S-shaped growth is the characteristic behavior of a system in which a positive and negative feedback structure fight for dominance but result in long-run equilibrium. As illustrated in Figure 1, the positive feedback exponential growth loop (shown in blue) initially dominates the system, causing the system variable to increase at an increasing rate. However, as the system approaches its limit or "carrying capacity", the goal-seeking negative feedback loop (shown in red) becomes the dominant loop. In this new mode, the system approaches stasis asymptotically. This "shifting dominance" event from one loop to another is characteristic of nonlinear behavior and is found in a variety of physical, social, and economic systems.
Figure 1: S-Shaped structure and characteristic time path.
For this discussion, we revisit the elephant herd scenario to illustrate this behavior. Figures 2 and 3 present our elephant population model in causal diagram and simulation model form, respectively. Looking at Figure 2, we see that the elephant herd system consists of one positive growth feedback loop and two negative feedback loops.
Figure 2: Causal diagram of the elephant population model.
(click on image to run simulation)
Figure 3: Simulation model of elephant herd growth model.
The positive Birth Rate loop, shown in blue, is responsible for the exponential growth experienced during the early stages of herd growth. As the population of the herd increases, the birth rate - given some Fecundity (fertility) constant - increases. Increasing the birth rate further promotes the growth of the herd. In balance, the negative Death Rate loop, shown in red, is responsible for drawing down the herd population. On its own, the death rate of the elephant herd implicitly reduces the population to zero. As elephants die, the population decreases until an equilibrium population of zero is reached wherein no more elephants die.

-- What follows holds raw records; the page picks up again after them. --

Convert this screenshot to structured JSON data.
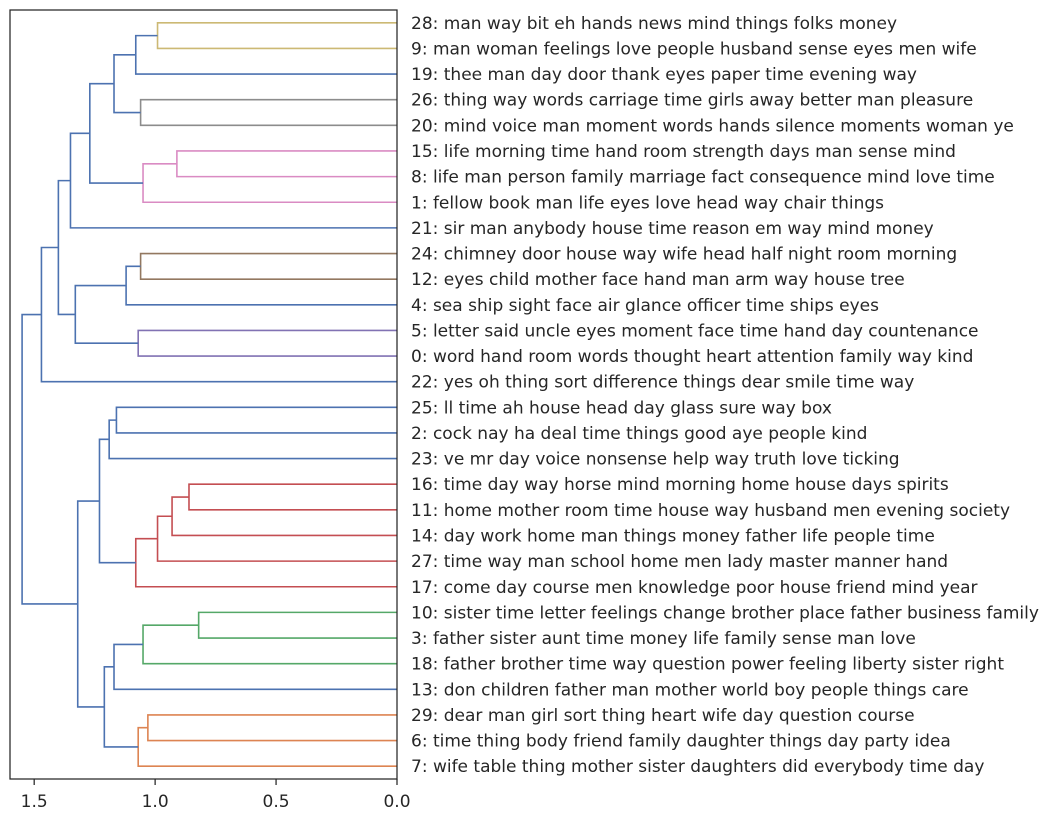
{
  "chart_data": {
    "type": "dendrogram",
    "orientation": "left",
    "title": "",
    "xlabel": "",
    "ylabel": "",
    "xlim": [
      1.6,
      0.0
    ],
    "x_ticks": [
      1.5,
      1.0,
      0.5,
      0.0
    ],
    "x_tick_labels": [
      "1.5",
      "1.0",
      "0.5",
      "0.0"
    ],
    "grid": false,
    "colors": {
      "default": "#4c72b0",
      "gold": "#ccb974",
      "gray": "#8c8c8c",
      "pink": "#da8bc3",
      "brown": "#937860",
      "purple": "#8172b3",
      "red": "#c44e52",
      "green": "#55a868",
      "orange": "#dd8452",
      "axis": "#262626",
      "text": "#262626"
    },
    "leaves": [
      {
        "id": "28",
        "label": "28: man way bit eh hands news mind things folks money"
      },
      {
        "id": "9",
        "label": "9: man woman feelings love people husband sense eyes men wife"
      },
      {
        "id": "19",
        "label": "19: thee man day door thank eyes paper time evening way"
      },
      {
        "id": "26",
        "label": "26: thing way words carriage time girls away better man pleasure"
      },
      {
        "id": "20",
        "label": "20: mind voice man moment words hands silence moments woman ye"
      },
      {
        "id": "15",
        "label": "15: life morning time hand room strength days man sense mind"
      },
      {
        "id": "8",
        "label": "8: life man person family marriage fact consequence mind love time"
      },
      {
        "id": "1",
        "label": "1: fellow book man life eyes love head way chair things"
      },
      {
        "id": "21",
        "label": "21: sir man anybody house time reason em way mind money"
      },
      {
        "id": "24",
        "label": "24: chimney door house way wife head half night room morning"
      },
      {
        "id": "12",
        "label": "12: eyes child mother face hand man arm way house tree"
      },
      {
        "id": "4",
        "label": "4: sea ship sight face air glance officer time ships eyes"
      },
      {
        "id": "5",
        "label": "5: letter said uncle eyes moment face time hand day countenance"
      },
      {
        "id": "0",
        "label": "0: word hand room words thought heart attention family way kind"
      },
      {
        "id": "22",
        "label": "22: yes oh thing sort difference things dear smile time way"
      },
      {
        "id": "25",
        "label": "25: ll time ah house head day glass sure way box"
      },
      {
        "id": "2",
        "label": "2: cock nay ha deal time things good aye people kind"
      },
      {
        "id": "23",
        "label": "23: ve mr day voice nonsense help way truth love ticking"
      },
      {
        "id": "16",
        "label": "16: time day way horse mind morning home house days spirits"
      },
      {
        "id": "11",
        "label": "11: home mother room time house way husband men evening society"
      },
      {
        "id": "14",
        "label": "14: day work home man things money father life people time"
      },
      {
        "id": "27",
        "label": "27: time way man school home men lady master manner hand"
      },
      {
        "id": "17",
        "label": "17: come day course men knowledge poor house friend mind year"
      },
      {
        "id": "10",
        "label": "10: sister time letter feelings change brother place father business family"
      },
      {
        "id": "3",
        "label": "3: father sister aunt time money life family sense man love"
      },
      {
        "id": "18",
        "label": "18: father brother time way question power feeling liberty sister right"
      },
      {
        "id": "13",
        "label": "13: don children father man mother world boy people things care"
      },
      {
        "id": "29",
        "label": "29: dear man girl sort thing heart wife day question course"
      },
      {
        "id": "6",
        "label": "6: time thing body friend family daughter things day party idea"
      },
      {
        "id": "7",
        "label": "7: wife table thing mother sister daughters did everybody time day"
      }
    ],
    "merges": [
      {
        "name": "A",
        "left": "28",
        "right": "9",
        "height": 0.99,
        "color": "gold"
      },
      {
        "name": "B",
        "left": "A",
        "right": "19",
        "height": 1.08,
        "color": "default"
      },
      {
        "name": "C",
        "left": "26",
        "right": "20",
        "height": 1.06,
        "color": "gray"
      },
      {
        "name": "D",
        "left": "B",
        "right": "C",
        "height": 1.17,
        "color": "default"
      },
      {
        "name": "E",
        "left": "15",
        "right": "8",
        "height": 0.91,
        "color": "pink"
      },
      {
        "name": "F",
        "left": "E",
        "right": "1",
        "height": 1.05,
        "color": "pink"
      },
      {
        "name": "G",
        "left": "D",
        "right": "F",
        "height": 1.27,
        "color": "default"
      },
      {
        "name": "H",
        "left": "G",
        "right": "21",
        "height": 1.35,
        "color": "default"
      },
      {
        "name": "I",
        "left": "24",
        "right": "12",
        "height": 1.06,
        "color": "brown"
      },
      {
        "name": "J",
        "left": "I",
        "right": "4",
        "height": 1.12,
        "color": "default"
      },
      {
        "name": "K",
        "left": "5",
        "right": "0",
        "height": 1.07,
        "color": "purple"
      },
      {
        "name": "L",
        "left": "J",
        "right": "K",
        "height": 1.33,
        "color": "default"
      },
      {
        "name": "M",
        "left": "H",
        "right": "L",
        "height": 1.4,
        "color": "default"
      },
      {
        "name": "N",
        "left": "M",
        "right": "22",
        "height": 1.47,
        "color": "default"
      },
      {
        "name": "O",
        "left": "25",
        "right": "2",
        "height": 1.16,
        "color": "default"
      },
      {
        "name": "P",
        "left": "O",
        "right": "23",
        "height": 1.19,
        "color": "default"
      },
      {
        "name": "Q",
        "left": "16",
        "right": "11",
        "height": 0.86,
        "color": "red"
      },
      {
        "name": "R",
        "left": "Q",
        "right": "14",
        "height": 0.93,
        "color": "red"
      },
      {
        "name": "S",
        "left": "R",
        "right": "27",
        "height": 0.99,
        "color": "red"
      },
      {
        "name": "T",
        "left": "S",
        "right": "17",
        "height": 1.08,
        "color": "red"
      },
      {
        "name": "U",
        "left": "P",
        "right": "T",
        "height": 1.23,
        "color": "default"
      },
      {
        "name": "V",
        "left": "10",
        "right": "3",
        "height": 0.82,
        "color": "green"
      },
      {
        "name": "W",
        "left": "V",
        "right": "18",
        "height": 1.05,
        "color": "green"
      },
      {
        "name": "X",
        "left": "W",
        "right": "13",
        "height": 1.17,
        "color": "default"
      },
      {
        "name": "Y",
        "left": "29",
        "right": "6",
        "height": 1.03,
        "color": "orange"
      },
      {
        "name": "Z",
        "left": "Y",
        "right": "7",
        "height": 1.07,
        "color": "orange"
      },
      {
        "name": "AA",
        "left": "X",
        "right": "Z",
        "height": 1.21,
        "color": "default"
      },
      {
        "name": "AB",
        "left": "AA",
        "right": "AA_dummy",
        "height": 0,
        "color": "default",
        "skip": true
      },
      {
        "name": "AC",
        "left": "U",
        "right": "AA",
        "height": 1.32,
        "color": "default"
      },
      {
        "name": "ROOT",
        "left": "N",
        "right": "AC",
        "height": 1.55,
        "color": "default"
      }
    ]
  }
}
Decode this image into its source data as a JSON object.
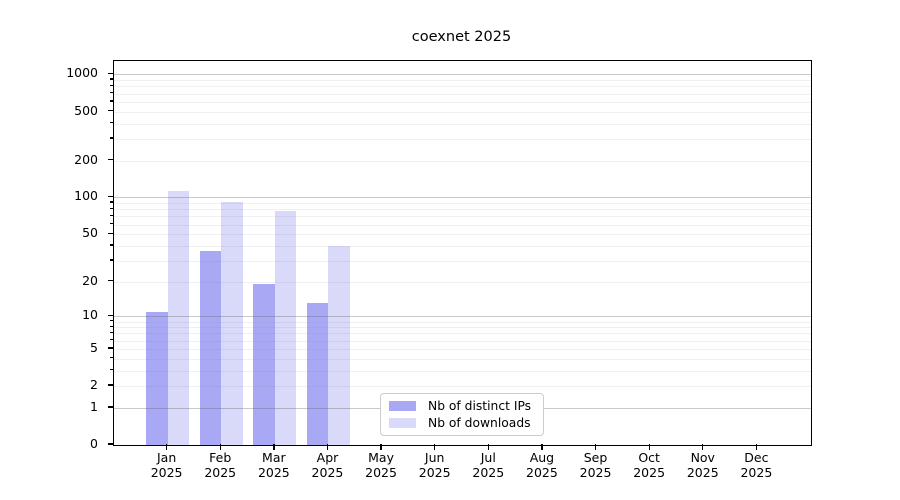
{
  "title": "coexnet 2025",
  "chart_data": {
    "type": "bar",
    "title": "coexnet 2025",
    "year_label": "2025",
    "categories": [
      "Jan",
      "Feb",
      "Mar",
      "Apr",
      "May",
      "Jun",
      "Jul",
      "Aug",
      "Sep",
      "Oct",
      "Nov",
      "Dec"
    ],
    "series": [
      {
        "name": "Nb of distinct IPs",
        "color": "#a8a8f5",
        "values": [
          11,
          36,
          19,
          13,
          0,
          0,
          0,
          0,
          0,
          0,
          0,
          0
        ]
      },
      {
        "name": "Nb of downloads",
        "color": "#d9d9f9",
        "values": [
          114,
          91,
          77,
          40,
          0,
          0,
          0,
          0,
          0,
          0,
          0,
          0
        ]
      }
    ],
    "yscale": "log1p",
    "yticks": [
      0,
      1,
      2,
      5,
      10,
      20,
      50,
      100,
      200,
      500,
      1000
    ],
    "ylim": [
      0,
      1300
    ],
    "grid": true,
    "legend_position": "lower-center",
    "colors": {
      "major_grid": "#c9c9c9",
      "minor_grid": "#efefef",
      "axis": "#000000",
      "background": "#ffffff"
    }
  }
}
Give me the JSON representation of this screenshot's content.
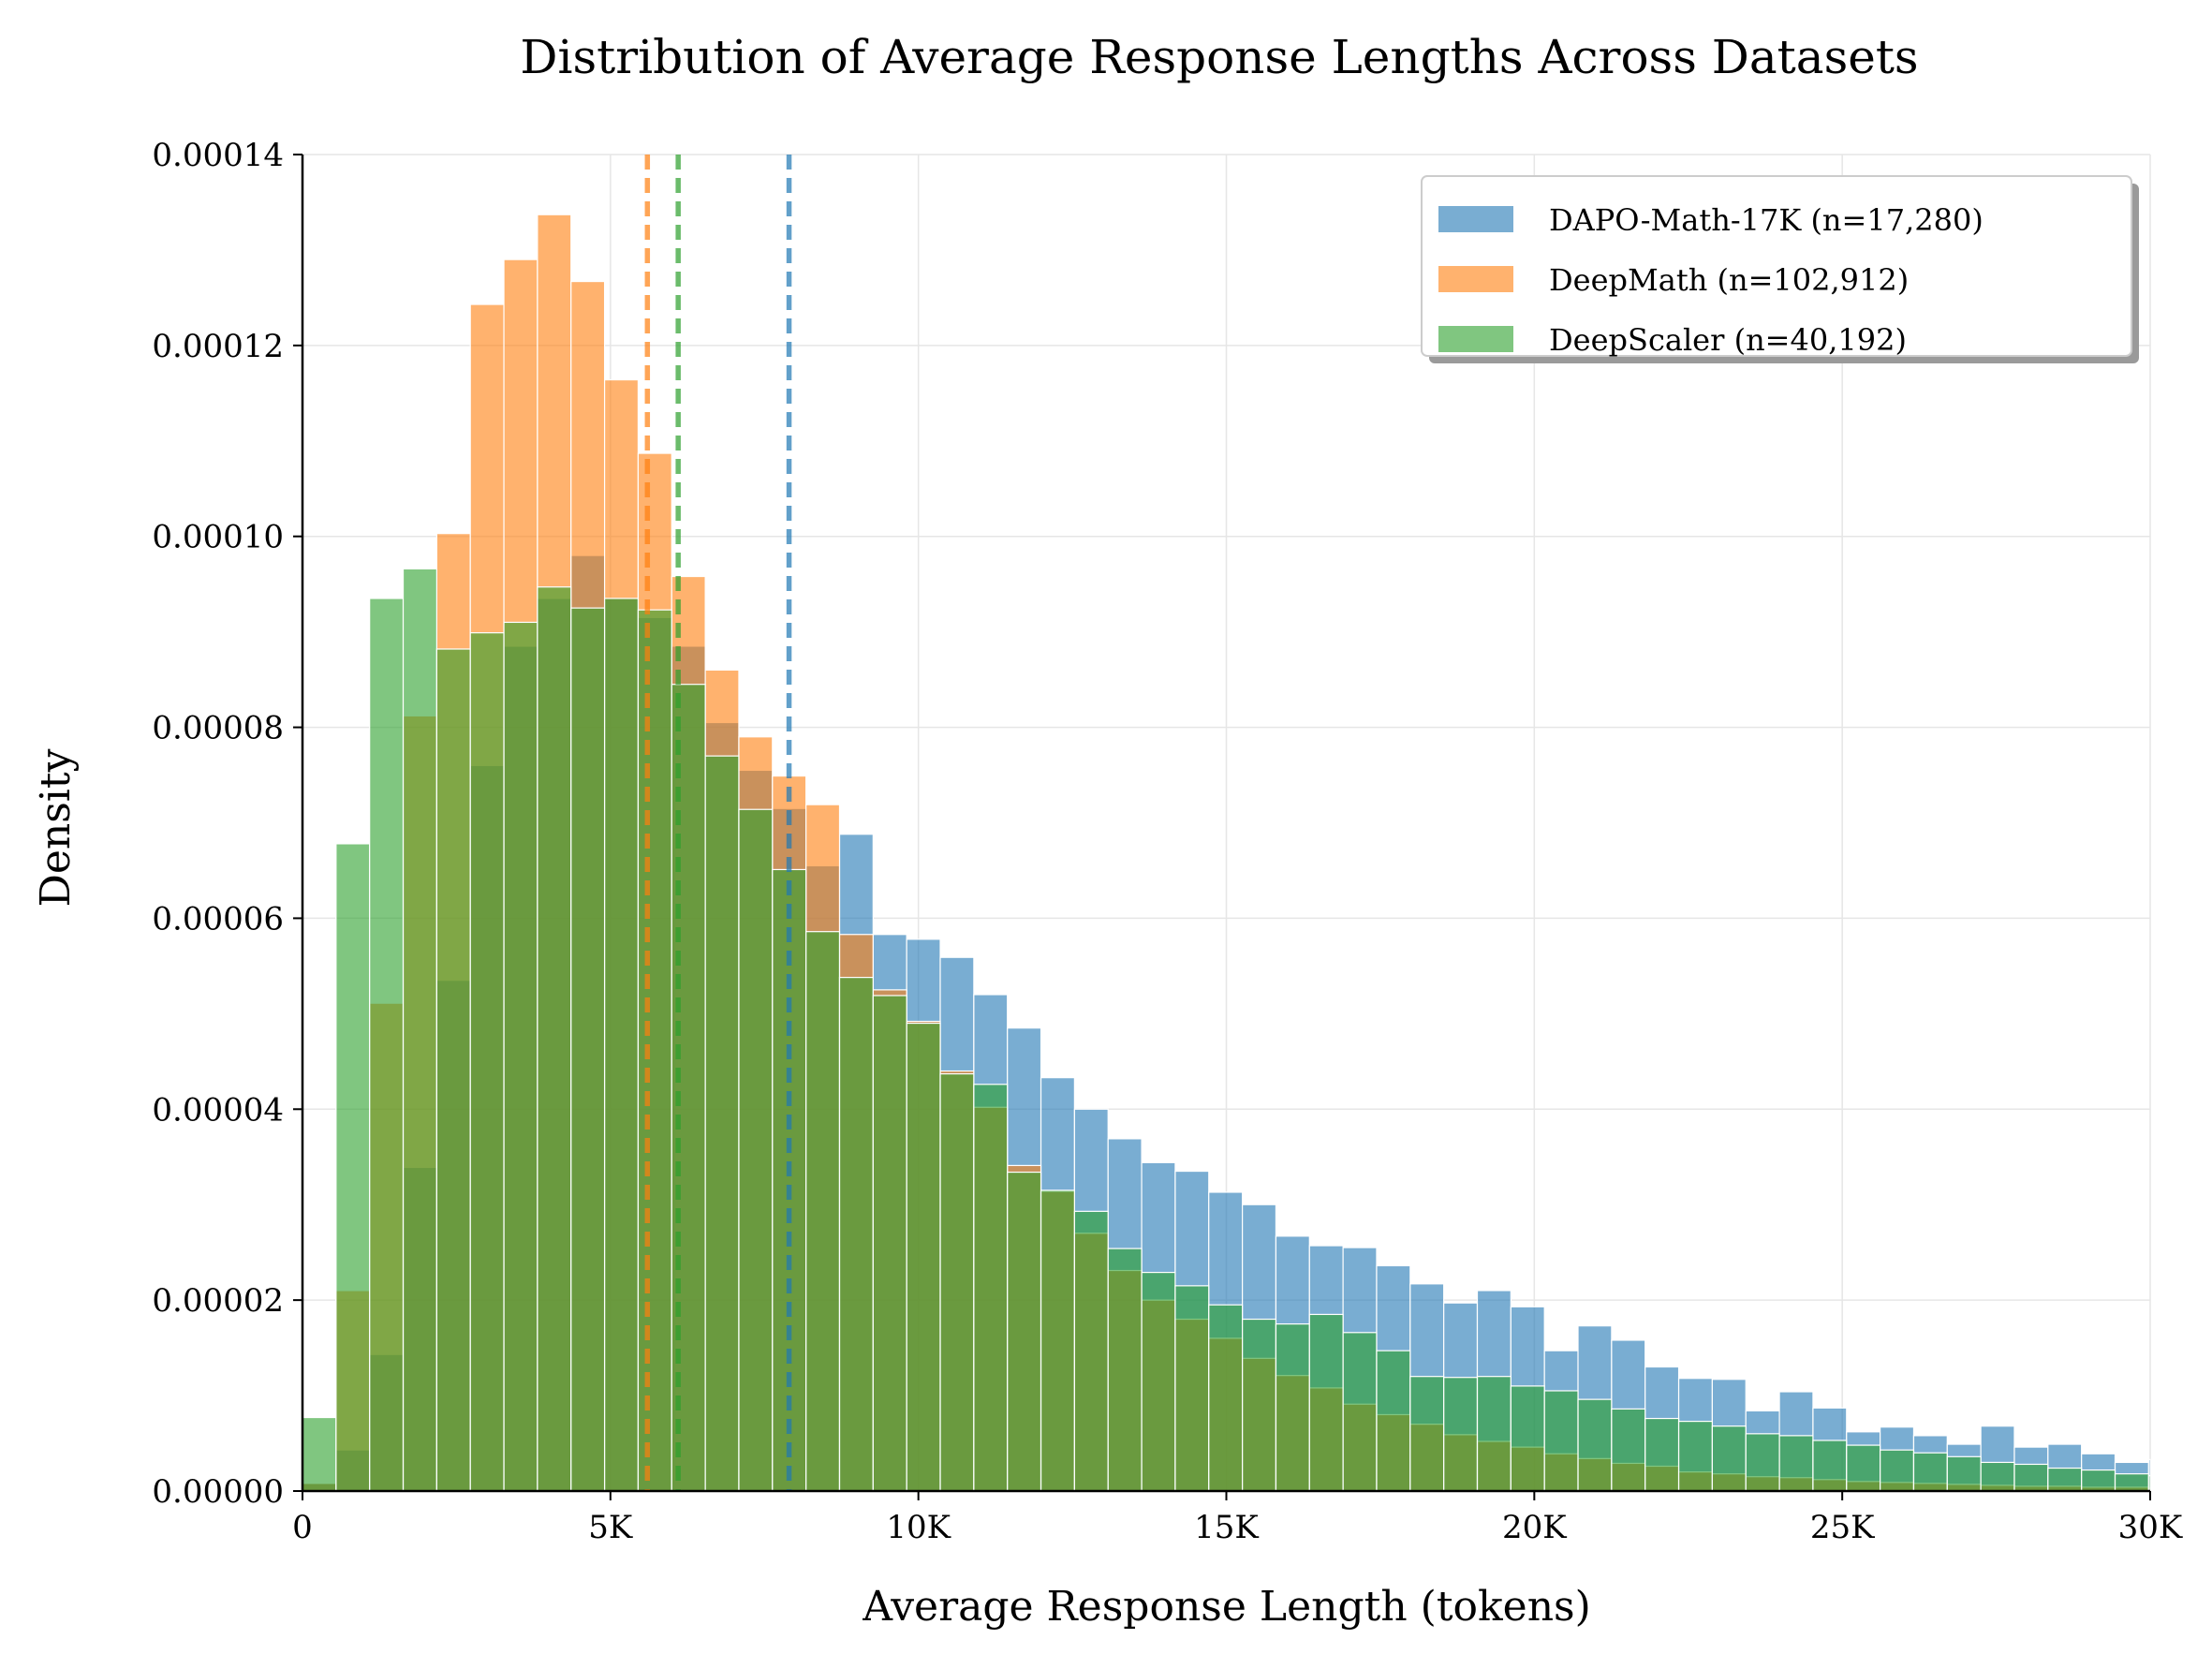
{
  "chart_data": {
    "type": "bar",
    "title": "Distribution of Average Response Lengths Across Datasets",
    "xlabel": "Average Response Length (tokens)",
    "ylabel": "Density",
    "xlim": [
      0,
      30000
    ],
    "ylim": [
      0,
      0.00014
    ],
    "grid": true,
    "legend_position": "top-right",
    "x_ticks": [
      {
        "value": 0,
        "label": "0"
      },
      {
        "value": 5000,
        "label": "5K"
      },
      {
        "value": 10000,
        "label": "10K"
      },
      {
        "value": 15000,
        "label": "15K"
      },
      {
        "value": 20000,
        "label": "20K"
      },
      {
        "value": 25000,
        "label": "25K"
      },
      {
        "value": 30000,
        "label": "30K"
      }
    ],
    "y_ticks": [
      {
        "value": 0,
        "label": "0.00000"
      },
      {
        "value": 2e-05,
        "label": "0.00002"
      },
      {
        "value": 4e-05,
        "label": "0.00004"
      },
      {
        "value": 6e-05,
        "label": "0.00006"
      },
      {
        "value": 8e-05,
        "label": "0.00008"
      },
      {
        "value": 0.0001,
        "label": "0.00010"
      },
      {
        "value": 0.00012,
        "label": "0.00012"
      },
      {
        "value": 0.00014,
        "label": "0.00014"
      }
    ],
    "bin_start": 0,
    "bin_width": 545,
    "series": [
      {
        "name": "DAPO-Math-17K (n=17,280)",
        "color": "#1f77b4",
        "mean": 7900,
        "values": [
          8e-07,
          4.3e-06,
          1.43e-05,
          3.39e-05,
          5.35e-05,
          7.6e-05,
          8.85e-05,
          9.35e-05,
          9.8e-05,
          9.35e-05,
          9.15e-05,
          8.85e-05,
          8.05e-05,
          7.55e-05,
          7.15e-05,
          6.55e-05,
          6.88e-05,
          5.83e-05,
          5.78e-05,
          5.59e-05,
          5.2e-05,
          4.85e-05,
          4.33e-05,
          4e-05,
          3.69e-05,
          3.44e-05,
          3.35e-05,
          3.13e-05,
          3e-05,
          2.67e-05,
          2.57e-05,
          2.55e-05,
          2.36e-05,
          2.17e-05,
          1.97e-05,
          2.1e-05,
          1.93e-05,
          1.47e-05,
          1.73e-05,
          1.58e-05,
          1.3e-05,
          1.18e-05,
          1.17e-05,
          8.4e-06,
          1.04e-05,
          8.7e-06,
          6.2e-06,
          6.7e-06,
          5.8e-06,
          4.9e-06,
          6.8e-06,
          4.6e-06,
          4.9e-06,
          3.9e-06,
          3e-06,
          3.3e-06,
          3.2e-06
        ]
      },
      {
        "name": "DeepMath (n=102,912)",
        "color": "#ff7f0e",
        "mean": 5600,
        "values": [
          8e-07,
          2.1e-05,
          5.11e-05,
          8.12e-05,
          0.0001003,
          0.0001243,
          0.000129,
          0.0001337,
          0.0001267,
          0.0001164,
          0.0001087,
          9.58e-05,
          8.6e-05,
          7.9e-05,
          7.49e-05,
          7.19e-05,
          5.83e-05,
          5.25e-05,
          4.92e-05,
          4.4e-05,
          4.02e-05,
          3.41e-05,
          3.14e-05,
          2.7e-05,
          2.31e-05,
          2e-05,
          1.8e-05,
          1.6e-05,
          1.39e-05,
          1.21e-05,
          1.08e-05,
          9.1e-06,
          8e-06,
          7e-06,
          5.9e-06,
          5.2e-06,
          4.6e-06,
          3.9e-06,
          3.4e-06,
          2.9e-06,
          2.6e-06,
          2e-06,
          1.8e-06,
          1.5e-06,
          1.4e-06,
          1.2e-06,
          1e-06,
          9e-07,
          8e-07,
          7e-07,
          6e-07,
          5e-07,
          5e-07,
          4e-07,
          4e-07,
          3e-07,
          3e-07
        ]
      },
      {
        "name": "DeepScaler (n=40,192)",
        "color": "#2ca02c",
        "mean": 6100,
        "values": [
          7.7e-06,
          6.78e-05,
          9.35e-05,
          9.66e-05,
          8.82e-05,
          8.99e-05,
          9.1e-05,
          9.47e-05,
          9.25e-05,
          9.35e-05,
          9.23e-05,
          8.45e-05,
          7.7e-05,
          7.14e-05,
          6.51e-05,
          5.86e-05,
          5.38e-05,
          5.19e-05,
          4.9e-05,
          4.37e-05,
          4.26e-05,
          3.34e-05,
          3.15e-05,
          2.93e-05,
          2.54e-05,
          2.29e-05,
          2.15e-05,
          1.95e-05,
          1.8e-05,
          1.75e-05,
          1.85e-05,
          1.66e-05,
          1.47e-05,
          1.2e-05,
          1.19e-05,
          1.2e-05,
          1.1e-05,
          1.05e-05,
          9.6e-06,
          8.6e-06,
          7.6e-06,
          7.3e-06,
          6.8e-06,
          6e-06,
          5.8e-06,
          5.3e-06,
          4.8e-06,
          4.3e-06,
          4e-06,
          3.6e-06,
          3e-06,
          2.8e-06,
          2.4e-06,
          2.2e-06,
          1.8e-06,
          1.6e-06,
          1.4e-06
        ]
      }
    ]
  }
}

The negative Carrying Capacity loop, shown in green, considers the effect of an increasing population density on the average life span - and thereby the Death rate - of the elephant herd. Here, the explicit goal of the system is determined by the carrying capacity.
Given this structure, Figures 4 and 5 show the time series results from simulating this model from time=0 to time=100. In Figure 4 ,we see the exponential behavior of the birth rate from time=0 to about time=40. At time=40, the influence of an increasing population density on the average life span begins to show with an "upturn" in the rate of Deaths within the herd. After this point, the gap between Birth and Death rate gradually closes as the population density increases. At about time=58, the Birth and Death rate become equal and the system achieves equilibrium.
Figure 4: Time series plot of elephant herd Birth rate and Death rates.
To illustrate this behavior another way, Figure 5 shows a normalized time series plot of the Elephant herd population and the Net Growth rate for the herd. Net Growth is defined as the number of elephant births minus the number of elephant deaths. As we expect, initially the Net Growth increases exponentially due to the dominance of the Birth rate loop. However, we see a very specific shift at time=40 when the Net Growth peaks and begins to fall. As the rate of death increases, the Net Growth decreases. The continued increase in Death rate eventually brings Net Growth to zero, causing the system to reach steady state.
Figure 5: Normalized time series for Elephant population and Net Growth indicates that shift occurs at maximum growth point.
Overshoot and Collapse
So far, we have considered a system in which the carrying capacity is constant. Now, let us examine the case in which a system overshoots its limit, causing the carrying capacity itself to change. In such cases, three outcomes are possible depending upon the specific structure of the system. The system may:
In order to demonstrate overshoot and collapse behavior in our elephant model, we have to add some structure. As shown in Figure 6, we assume that the system's carrying capacity is actually a stock of resource, such as acres of grass and shrubbery, with some characteristic yearly average output. If the herd population is below the land's ability to replenish itself, then the carrying capacity is constant. However, if the consumption rate of the elephant herd exceeds its steady state carrying capacity, then land's ability to regenerate is eroded by some amount. The Erosion Rate in this case is defined as the number of elephants in the herd multiplied by the yearly erosion rate per elephant.
(click on image to run simulation)
Figure 6: Elephant population model with variable carrying capacity.
Figure 7 shows the results of a simulation run from time=0 to time=100 with an initial herd population of 50 elephants. In this case, the herd exceeds the initial Carrying Capacity at about time=20. After some delay, this excess number of elephants begins to erode the Carrying Capacity. Since the Carrying Capacity serves as the target in this negative feedback system, the Elephant population responds in kind by reversing its exponential growth and follows the Carrying Capacity downward. Note that even when the population drops to 200 animals, the initial Carrying Capacity, it remains greater than the now decreasing Carrying Capacity, thus the process continues until the system crashes and the Carrying Capacity of the land becomes zero.
Figure 7: Results from Elephant population overshoot scenario.